Clouds have been widely studied in a variety of fields. The shape and distribution of clouds are not only important in modeling climate and weather, but also toward understanding the interactions between aerosols and clouds in weather research, and also to develop environment forecasting models including solar radiation and cloud properties. Additionally, detecting and understanding cloud cover has been fundamental to estimating and forecasting solar irradiance and photovoltaic energy generation. Across a diverse set of studies answering the percentage of cloud coverage, along with wind direction, speed, temperature, and other meteorological factors [1] is very valuable.

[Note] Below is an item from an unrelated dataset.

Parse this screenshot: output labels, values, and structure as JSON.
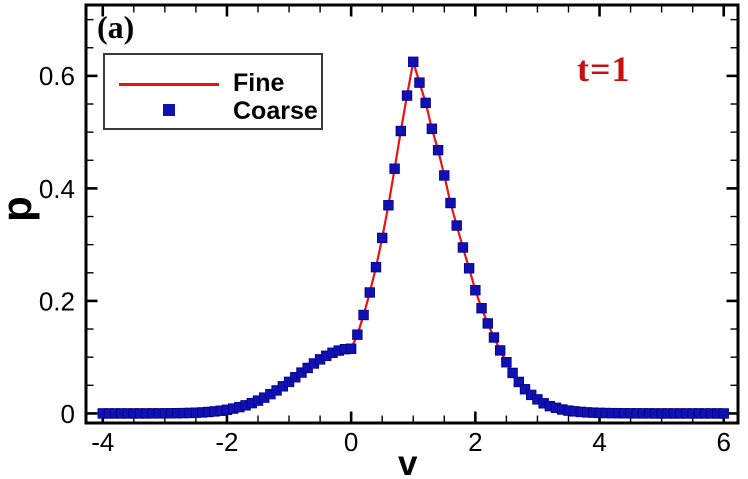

Many of the cloud images used in the studies are satellite images. Satellites based images can be insufficient in their resolution when studying large areas. Additionally in the case of local cloud environment focused on smaller regions with rapid changes, using the images from satellites is unrealistic, expensive, and latency prone. Instead, ground-based images have been used predominantly for analyzing local cloud conditions, and toward estimation and prediction of solar irradiance.

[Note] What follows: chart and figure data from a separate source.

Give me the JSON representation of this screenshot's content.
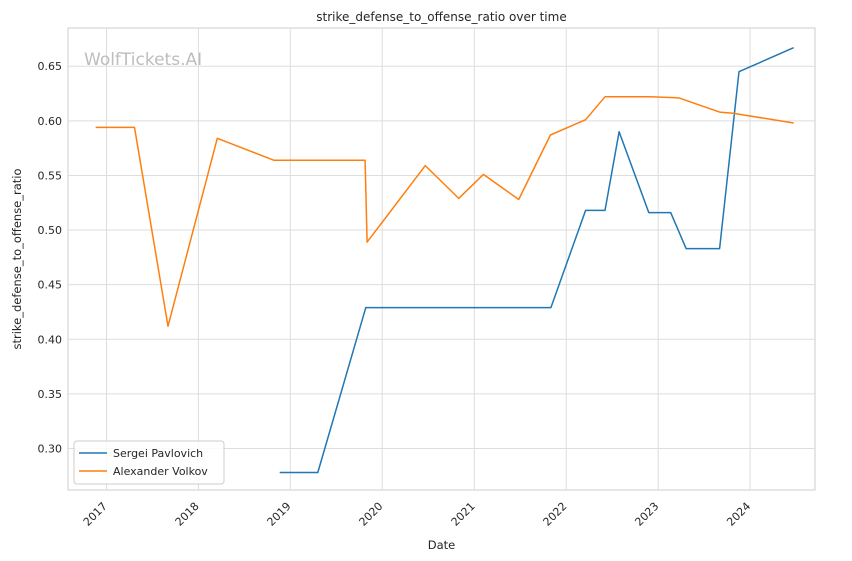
{
  "chart_data": {
    "type": "line",
    "title": "strike_defense_to_offense_ratio over time",
    "xlabel": "Date",
    "ylabel": "strike_defense_to_offense_ratio",
    "watermark": "WolfTickets.AI",
    "xlim": [
      "2016-08-01",
      "2024-09-15"
    ],
    "ylim": [
      0.262,
      0.685
    ],
    "x_ticks": [
      "2017-01-01",
      "2018-01-01",
      "2019-01-01",
      "2020-01-01",
      "2021-01-01",
      "2022-01-01",
      "2023-01-01",
      "2024-01-01"
    ],
    "x_tick_labels": [
      "2017",
      "2018",
      "2019",
      "2020",
      "2021",
      "2022",
      "2023",
      "2024"
    ],
    "y_ticks": [
      0.3,
      0.35,
      0.4,
      0.45,
      0.5,
      0.55,
      0.6,
      0.65
    ],
    "y_tick_labels": [
      "0.30",
      "0.35",
      "0.40",
      "0.45",
      "0.50",
      "0.55",
      "0.60",
      "0.65"
    ],
    "grid": true,
    "legend_position": "bottom-left",
    "series": [
      {
        "name": "Sergei Pavlovich",
        "color": "#1f77b4",
        "points": [
          {
            "x": "2018-11-20",
            "y": 0.278
          },
          {
            "x": "2019-04-20",
            "y": 0.278
          },
          {
            "x": "2019-10-28",
            "y": 0.429
          },
          {
            "x": "2021-11-01",
            "y": 0.429
          },
          {
            "x": "2022-03-19",
            "y": 0.518
          },
          {
            "x": "2022-06-04",
            "y": 0.518
          },
          {
            "x": "2022-07-30",
            "y": 0.59
          },
          {
            "x": "2022-11-25",
            "y": 0.516
          },
          {
            "x": "2023-02-20",
            "y": 0.516
          },
          {
            "x": "2023-04-22",
            "y": 0.483
          },
          {
            "x": "2023-09-02",
            "y": 0.483
          },
          {
            "x": "2023-11-18",
            "y": 0.645
          },
          {
            "x": "2024-06-22",
            "y": 0.667
          }
        ]
      },
      {
        "name": "Alexander Volkov",
        "color": "#ff7f0e",
        "points": [
          {
            "x": "2016-11-19",
            "y": 0.594
          },
          {
            "x": "2017-04-22",
            "y": 0.594
          },
          {
            "x": "2017-09-02",
            "y": 0.412
          },
          {
            "x": "2018-03-17",
            "y": 0.584
          },
          {
            "x": "2018-10-27",
            "y": 0.564
          },
          {
            "x": "2019-10-25",
            "y": 0.564
          },
          {
            "x": "2019-11-02",
            "y": 0.489
          },
          {
            "x": "2020-06-20",
            "y": 0.559
          },
          {
            "x": "2020-10-31",
            "y": 0.529
          },
          {
            "x": "2021-02-06",
            "y": 0.551
          },
          {
            "x": "2021-06-26",
            "y": 0.528
          },
          {
            "x": "2021-10-30",
            "y": 0.587
          },
          {
            "x": "2022-03-19",
            "y": 0.601
          },
          {
            "x": "2022-06-04",
            "y": 0.622
          },
          {
            "x": "2022-12-03",
            "y": 0.622
          },
          {
            "x": "2023-03-25",
            "y": 0.621
          },
          {
            "x": "2023-09-02",
            "y": 0.608
          },
          {
            "x": "2023-10-25",
            "y": 0.607
          },
          {
            "x": "2024-06-22",
            "y": 0.598
          }
        ]
      }
    ]
  }
}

As a method to estimate cloud cover, we used a machine learning model called U-net. To train each of the machine learning models with various sky conditions, we created a cloud dataset that can reinforce dark sky conditions and overcast on Singapore whole Sky imaging segmentation (SWIMSEG) dataset using a Waggle node deployed in Argonne National Laboratory.

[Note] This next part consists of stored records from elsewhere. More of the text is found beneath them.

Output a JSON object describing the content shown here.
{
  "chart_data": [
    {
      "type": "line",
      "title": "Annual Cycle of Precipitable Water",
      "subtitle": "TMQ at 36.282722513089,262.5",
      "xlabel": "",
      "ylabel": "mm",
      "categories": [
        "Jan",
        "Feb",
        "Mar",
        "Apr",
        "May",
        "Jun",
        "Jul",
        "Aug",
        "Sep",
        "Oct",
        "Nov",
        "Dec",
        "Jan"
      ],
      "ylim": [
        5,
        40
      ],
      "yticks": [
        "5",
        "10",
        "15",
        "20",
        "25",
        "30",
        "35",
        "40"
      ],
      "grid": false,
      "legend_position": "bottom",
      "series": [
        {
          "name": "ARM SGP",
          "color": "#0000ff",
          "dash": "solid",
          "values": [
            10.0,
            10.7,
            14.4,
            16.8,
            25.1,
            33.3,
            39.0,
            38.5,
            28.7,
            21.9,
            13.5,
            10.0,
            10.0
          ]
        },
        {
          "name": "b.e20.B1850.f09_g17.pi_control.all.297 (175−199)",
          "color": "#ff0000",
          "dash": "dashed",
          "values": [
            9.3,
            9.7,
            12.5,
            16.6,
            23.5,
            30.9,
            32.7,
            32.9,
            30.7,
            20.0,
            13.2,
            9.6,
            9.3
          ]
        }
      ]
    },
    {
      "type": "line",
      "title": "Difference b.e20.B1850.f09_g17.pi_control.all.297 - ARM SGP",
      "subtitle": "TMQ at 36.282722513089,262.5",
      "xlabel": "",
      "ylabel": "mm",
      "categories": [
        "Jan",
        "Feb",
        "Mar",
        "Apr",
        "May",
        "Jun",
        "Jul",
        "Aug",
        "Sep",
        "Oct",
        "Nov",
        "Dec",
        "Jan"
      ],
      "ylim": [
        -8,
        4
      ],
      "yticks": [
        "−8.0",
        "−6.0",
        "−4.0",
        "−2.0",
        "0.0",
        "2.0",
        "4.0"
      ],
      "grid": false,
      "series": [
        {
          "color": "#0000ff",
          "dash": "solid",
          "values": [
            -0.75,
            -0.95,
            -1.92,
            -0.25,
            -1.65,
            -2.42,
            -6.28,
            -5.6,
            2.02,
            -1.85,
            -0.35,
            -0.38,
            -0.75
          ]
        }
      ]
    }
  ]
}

This application is intended for daylight hours. The daylight hours for a deployment is defined by the users, for example 7AM - 5PM. The application first collects data from the sky facing camera and then passes through the U-Net [2] model to segment cloud pixels. The output of U-Net is the cloud/clear-sky probability for each pixel. With the probability calculated, the application segments the clouds based on the threshold set by the user.